I am so excited to offer an “Ask the Therapist” section, which will offer essays and perspectives from professional therapists in the field. They will give us their clinical opinions and provide valuable supportive information to our readers. We will also have a Health section, that will tackle many topics relating to women’s health, providing the readers with important discussions on how to manage our health.
We are also going to have sections found in traditionally female magazines, like food and fashion, but they are going to be done with a Layers Project twist. We will be looking for meaning in the expression of personal style, modesty, eating to live and enjoying healthy and delicious food that is good for our bodies.
We will be looking to present some of the brightest female writers in our fiction section. The best fiction can introduce us to a world or experience we never knew, and teach us something new about the world. Personally, I am so pleased to make a space for Jewish female fiction and poetry writers to publish their work, and be able to engage with their niche audiences.
In our culture section, we will feature Jewish female artists in all mediums. Highlighting new art, new media, and new talent. I am especially thrilled to offer “Layered Sounds”, a series of music videos that will showcase female Jewish musicians and their talents. There are so many incredibly talented observant women out there, and yet so few platforms on which to share their music. We look forward to creating a community that raises these women onto the stage they deserve, simultaneously introducing our subscribers to music they want to listen to.”
“The goal of the magazine: to feature Jewish women in a space that is their own. Our collective voice will become stronger. Our collective vision will become clearer. Individually and as a community we can be a powerful force, telling untold stories, introducing untapped talent and discovering new inner worlds to be explored.”
“What you have seen from us on social media has just been a small glimpse into the full vision of The Layers Project. Tomorrow we will be launching our website and online magazine full of new stories and ideas.
Our goal is to create passionate, thoughtful and relatable content curated exclusively for Jewish women. Paid subscribers will have exclusive access to editorial content, behind the scenes material, audio features, video access and so much more. We have a creative team who are dedicated to delivering unique and reflective material. The magazine is a warm and open environment, engaged with important and unique points of view. Join us and become part of this dynamic community.
With your subscriptions, we will be able to pay our editors and contributors for their hard work and vital content. We believe that a brand representing Jewish women should recognize that they deserve to be treated like professionals and compensated fairly for their time.
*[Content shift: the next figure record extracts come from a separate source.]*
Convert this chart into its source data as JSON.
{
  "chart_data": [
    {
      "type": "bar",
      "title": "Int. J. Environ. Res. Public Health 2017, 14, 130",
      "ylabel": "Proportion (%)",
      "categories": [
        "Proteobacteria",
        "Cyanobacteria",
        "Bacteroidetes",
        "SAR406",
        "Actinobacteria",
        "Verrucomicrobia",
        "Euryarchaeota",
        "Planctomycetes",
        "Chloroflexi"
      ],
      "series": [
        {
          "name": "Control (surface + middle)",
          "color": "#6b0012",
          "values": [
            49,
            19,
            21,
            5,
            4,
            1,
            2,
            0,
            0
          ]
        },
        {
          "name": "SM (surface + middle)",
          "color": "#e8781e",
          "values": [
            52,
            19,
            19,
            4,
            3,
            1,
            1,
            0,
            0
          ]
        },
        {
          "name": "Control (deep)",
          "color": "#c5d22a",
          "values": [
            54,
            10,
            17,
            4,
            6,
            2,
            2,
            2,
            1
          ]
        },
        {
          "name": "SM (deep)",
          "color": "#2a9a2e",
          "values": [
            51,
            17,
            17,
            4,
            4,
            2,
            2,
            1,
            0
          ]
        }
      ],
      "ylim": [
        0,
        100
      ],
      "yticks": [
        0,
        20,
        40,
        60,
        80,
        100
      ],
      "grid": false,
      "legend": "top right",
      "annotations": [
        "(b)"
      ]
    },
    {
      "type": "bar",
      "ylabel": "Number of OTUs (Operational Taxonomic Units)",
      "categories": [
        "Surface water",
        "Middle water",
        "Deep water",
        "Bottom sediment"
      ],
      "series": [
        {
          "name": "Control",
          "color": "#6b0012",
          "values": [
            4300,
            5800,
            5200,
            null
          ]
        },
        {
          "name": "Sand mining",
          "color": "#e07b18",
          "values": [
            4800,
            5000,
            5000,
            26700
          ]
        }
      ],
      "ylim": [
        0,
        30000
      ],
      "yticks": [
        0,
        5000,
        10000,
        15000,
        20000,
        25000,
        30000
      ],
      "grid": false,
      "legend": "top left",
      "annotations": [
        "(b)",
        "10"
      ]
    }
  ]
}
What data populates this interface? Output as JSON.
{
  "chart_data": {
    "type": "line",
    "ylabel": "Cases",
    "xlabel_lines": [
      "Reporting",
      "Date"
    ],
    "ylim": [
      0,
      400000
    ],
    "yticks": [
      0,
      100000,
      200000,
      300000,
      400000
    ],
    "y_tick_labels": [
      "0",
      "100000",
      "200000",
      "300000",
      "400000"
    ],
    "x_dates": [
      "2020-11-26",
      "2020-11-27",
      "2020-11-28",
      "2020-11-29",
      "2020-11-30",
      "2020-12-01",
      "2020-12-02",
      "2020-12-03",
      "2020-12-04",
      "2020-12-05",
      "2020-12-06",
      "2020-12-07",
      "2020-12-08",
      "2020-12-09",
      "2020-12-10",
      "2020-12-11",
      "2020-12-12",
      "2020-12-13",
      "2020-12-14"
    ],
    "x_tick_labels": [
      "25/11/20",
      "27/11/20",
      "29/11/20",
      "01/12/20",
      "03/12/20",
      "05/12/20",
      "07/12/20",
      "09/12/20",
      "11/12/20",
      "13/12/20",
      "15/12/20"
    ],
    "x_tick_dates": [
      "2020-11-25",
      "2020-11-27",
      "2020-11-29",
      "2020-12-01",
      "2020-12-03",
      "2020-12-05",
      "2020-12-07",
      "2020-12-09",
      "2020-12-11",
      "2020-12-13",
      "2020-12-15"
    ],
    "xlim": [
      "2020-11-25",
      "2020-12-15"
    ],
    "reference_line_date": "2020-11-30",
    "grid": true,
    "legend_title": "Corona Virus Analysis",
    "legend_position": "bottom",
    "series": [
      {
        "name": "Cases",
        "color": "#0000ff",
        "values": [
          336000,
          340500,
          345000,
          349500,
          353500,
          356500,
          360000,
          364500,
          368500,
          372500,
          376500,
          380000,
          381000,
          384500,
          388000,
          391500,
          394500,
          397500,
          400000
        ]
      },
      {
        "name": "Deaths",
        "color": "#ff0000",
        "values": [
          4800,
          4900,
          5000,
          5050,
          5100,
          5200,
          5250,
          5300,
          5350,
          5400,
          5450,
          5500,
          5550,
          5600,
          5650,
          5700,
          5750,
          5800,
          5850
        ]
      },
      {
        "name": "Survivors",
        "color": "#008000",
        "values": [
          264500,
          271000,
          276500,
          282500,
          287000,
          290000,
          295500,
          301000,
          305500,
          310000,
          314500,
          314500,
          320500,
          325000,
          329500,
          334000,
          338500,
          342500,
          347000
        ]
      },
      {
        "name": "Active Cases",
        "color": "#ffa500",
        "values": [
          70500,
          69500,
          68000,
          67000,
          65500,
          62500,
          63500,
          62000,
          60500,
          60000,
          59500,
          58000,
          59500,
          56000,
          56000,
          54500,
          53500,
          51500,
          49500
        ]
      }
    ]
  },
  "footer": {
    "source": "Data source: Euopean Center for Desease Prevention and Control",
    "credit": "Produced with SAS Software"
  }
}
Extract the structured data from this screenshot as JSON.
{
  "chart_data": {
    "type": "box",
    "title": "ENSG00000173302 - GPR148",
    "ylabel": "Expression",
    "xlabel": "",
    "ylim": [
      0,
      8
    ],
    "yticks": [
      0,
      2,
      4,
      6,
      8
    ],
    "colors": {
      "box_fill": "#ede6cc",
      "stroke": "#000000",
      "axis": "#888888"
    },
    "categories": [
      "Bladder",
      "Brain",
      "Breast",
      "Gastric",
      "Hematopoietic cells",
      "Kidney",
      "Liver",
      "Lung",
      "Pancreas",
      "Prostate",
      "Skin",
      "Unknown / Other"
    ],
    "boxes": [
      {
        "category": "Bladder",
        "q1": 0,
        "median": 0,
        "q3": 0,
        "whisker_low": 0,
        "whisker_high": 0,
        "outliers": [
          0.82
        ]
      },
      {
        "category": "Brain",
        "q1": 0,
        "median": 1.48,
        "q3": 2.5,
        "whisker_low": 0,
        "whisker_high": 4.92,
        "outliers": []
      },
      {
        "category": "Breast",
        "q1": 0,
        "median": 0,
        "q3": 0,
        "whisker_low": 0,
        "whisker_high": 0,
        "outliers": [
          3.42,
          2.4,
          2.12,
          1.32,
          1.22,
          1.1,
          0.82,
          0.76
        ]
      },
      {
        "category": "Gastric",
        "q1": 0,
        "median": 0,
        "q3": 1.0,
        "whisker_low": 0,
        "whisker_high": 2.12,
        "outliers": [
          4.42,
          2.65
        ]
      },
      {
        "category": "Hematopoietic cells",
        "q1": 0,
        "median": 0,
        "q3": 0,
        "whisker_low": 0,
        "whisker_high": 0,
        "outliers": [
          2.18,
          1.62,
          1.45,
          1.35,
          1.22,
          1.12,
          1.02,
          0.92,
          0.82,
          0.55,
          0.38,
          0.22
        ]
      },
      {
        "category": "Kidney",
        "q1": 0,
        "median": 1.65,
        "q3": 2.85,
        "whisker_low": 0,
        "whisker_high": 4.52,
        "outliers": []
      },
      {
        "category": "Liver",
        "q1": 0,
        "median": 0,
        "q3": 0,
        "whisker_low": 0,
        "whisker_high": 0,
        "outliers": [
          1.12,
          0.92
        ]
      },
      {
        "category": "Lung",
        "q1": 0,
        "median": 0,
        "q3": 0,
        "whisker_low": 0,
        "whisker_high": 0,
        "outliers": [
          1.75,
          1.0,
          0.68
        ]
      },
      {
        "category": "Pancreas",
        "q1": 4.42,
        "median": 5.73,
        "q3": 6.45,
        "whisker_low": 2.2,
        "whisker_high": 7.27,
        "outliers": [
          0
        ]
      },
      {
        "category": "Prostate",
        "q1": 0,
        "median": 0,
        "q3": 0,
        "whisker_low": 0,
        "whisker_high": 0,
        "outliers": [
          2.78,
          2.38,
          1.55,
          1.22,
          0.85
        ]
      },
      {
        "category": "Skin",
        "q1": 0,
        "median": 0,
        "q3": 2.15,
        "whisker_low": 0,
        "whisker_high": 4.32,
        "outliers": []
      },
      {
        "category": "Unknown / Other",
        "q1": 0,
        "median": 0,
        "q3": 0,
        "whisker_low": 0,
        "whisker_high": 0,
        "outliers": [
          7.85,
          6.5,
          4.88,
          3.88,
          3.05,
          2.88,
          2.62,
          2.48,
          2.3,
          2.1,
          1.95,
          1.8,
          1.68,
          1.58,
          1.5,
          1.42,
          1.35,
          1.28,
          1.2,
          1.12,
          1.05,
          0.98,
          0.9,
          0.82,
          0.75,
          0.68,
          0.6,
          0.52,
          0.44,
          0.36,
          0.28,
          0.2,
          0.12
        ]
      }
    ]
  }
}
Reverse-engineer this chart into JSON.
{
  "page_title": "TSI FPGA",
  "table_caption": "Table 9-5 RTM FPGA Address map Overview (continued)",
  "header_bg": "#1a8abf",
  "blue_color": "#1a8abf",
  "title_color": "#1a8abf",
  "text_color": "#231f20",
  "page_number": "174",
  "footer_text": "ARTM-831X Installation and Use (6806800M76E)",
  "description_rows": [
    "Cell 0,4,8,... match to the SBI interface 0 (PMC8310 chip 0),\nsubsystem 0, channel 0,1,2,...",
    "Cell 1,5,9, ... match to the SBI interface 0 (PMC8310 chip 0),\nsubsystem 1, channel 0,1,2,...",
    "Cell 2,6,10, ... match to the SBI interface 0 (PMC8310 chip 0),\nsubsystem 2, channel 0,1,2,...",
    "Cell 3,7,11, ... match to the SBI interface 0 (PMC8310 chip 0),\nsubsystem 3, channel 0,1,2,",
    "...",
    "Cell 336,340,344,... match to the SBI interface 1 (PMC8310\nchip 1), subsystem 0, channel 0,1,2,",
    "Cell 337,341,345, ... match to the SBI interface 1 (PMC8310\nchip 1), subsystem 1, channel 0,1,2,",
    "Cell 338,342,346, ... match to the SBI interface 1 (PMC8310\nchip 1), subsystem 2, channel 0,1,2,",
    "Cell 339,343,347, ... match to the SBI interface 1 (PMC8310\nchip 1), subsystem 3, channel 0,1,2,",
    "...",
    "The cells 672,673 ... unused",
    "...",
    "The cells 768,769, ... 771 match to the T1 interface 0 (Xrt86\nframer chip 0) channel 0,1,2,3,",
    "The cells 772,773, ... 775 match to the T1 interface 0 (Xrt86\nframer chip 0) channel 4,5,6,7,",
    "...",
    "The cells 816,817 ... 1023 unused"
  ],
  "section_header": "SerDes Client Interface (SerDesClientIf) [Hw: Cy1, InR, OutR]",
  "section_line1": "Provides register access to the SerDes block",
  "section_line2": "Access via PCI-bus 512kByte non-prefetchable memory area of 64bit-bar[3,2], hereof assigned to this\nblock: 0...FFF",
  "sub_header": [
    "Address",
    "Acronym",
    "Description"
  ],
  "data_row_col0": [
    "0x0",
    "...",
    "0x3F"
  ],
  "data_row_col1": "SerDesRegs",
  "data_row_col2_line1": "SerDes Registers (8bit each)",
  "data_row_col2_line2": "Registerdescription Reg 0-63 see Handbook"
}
We know that women (especially in creative fields) are frequently undervalued and unpaid. We are proud to stand together with you to give new opportunities to one another, as a community.
For the price of one latte (per month), you will get 4 to 5 new pieces of content a week specifically curated to your interests. You will also be a part of a model that promotes opportunities for showcasing the many talents of Jewish women on a new platform.
We go live tomorrow. Give yourself a small Chanukkah gift — subscribe and try your first month free. You deserve it. The profiles from the original project will remain free to everyone and hosted on our social media accounts, with a new series coming soon!
Our team of editors has been working tirelessly with me to get this grassroots project off the ground. Headed by our Editor-in-Chief, Hannah Dreyfus and guided by our stigma-breaking Clinical Director/Editor, Rachel Hercman, LCSW, we hope to bring you content that inspires, uplifts and connects. As for me, I can’t wait to show you what Jewish women can do.”